A. To find the acceleration (a), we can use the equation:
v = u + at
Where:
v = final velocity = 0 m/s (because she comes to rest)
u = initial velocity = 10.5 m/s
t = time taken = 5.2 s
By rearranging the equation, we can solve for acceleration (a):
0 = 10.5 + a * 5.2
Subtracting 10.5 from both sides:
-10.5 = 5.2a
Dividing both sides by 5.2:
a = -10.5 / 5.2 = -2.019 m/s^2 (rounded to three decimal places)
Therefore, Mrs. Bautista's acceleration is approximately -2.019 m/s^2 (negative because the bicycle is decelerating).

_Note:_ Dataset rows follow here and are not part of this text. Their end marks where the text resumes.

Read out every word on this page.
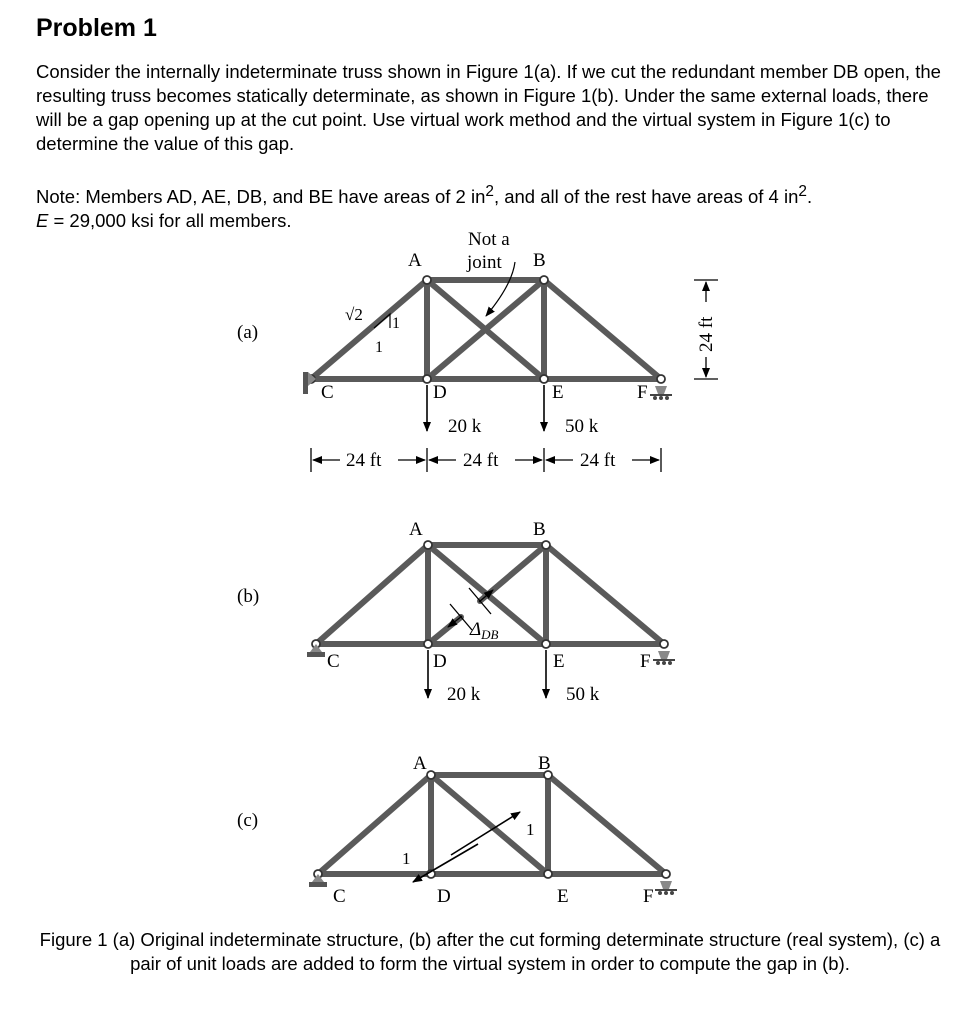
Problem 1

Consider the internally indeterminate truss shown in Figure 1(a). If we cut the redundant member DB open, the resulting truss becomes statically determinate, as shown in Figure 1(b). Under the same external loads, there will be a gap opening up at the cut point. Use virtual work method and the virtual system in Figure 1(c) to determine the value of this gap.

Note: Members AD, AE, DB, and BE have areas of 2 $in^2$, and all of the rest have areas of 4 $in^2$.
E = 29,000 ksi for all members.

(a)
A	B
C	D	E	F
Not a
joint
√2 1
1
20 k	50 k
24 ft	24 ft	24 ft
24 ft
(b)
A	B
C	D	E	F
$\Delta_{DB}$
20 k	50 k
(c)
A	B
C	D	E	F
1
1

Figure 1 (a) Original indeterminate structure, (b) after the cut forming determinate structure (real system), (c) a pair of unit loads are added to form the virtual system in order to compute the gap in (b).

B. To find the displacement, we can use another equation of motion:
s = ut + (1/2)at^2
Where:
s = displacement
u = initial velocity = 10.5 m/s
a = acceleration = -2.019 m/s^2
t = time taken = 5.2 s
Plugging in the values:
s = 10.5 * 5.2 + (1/2) * (-2.019) * (5.2)^2
Simplifying the equation:
s = 54.6 - 26.7
s = 27.9 meters
Therefore, Mrs. Bautista's displacement during this time interval is 27.9 meters.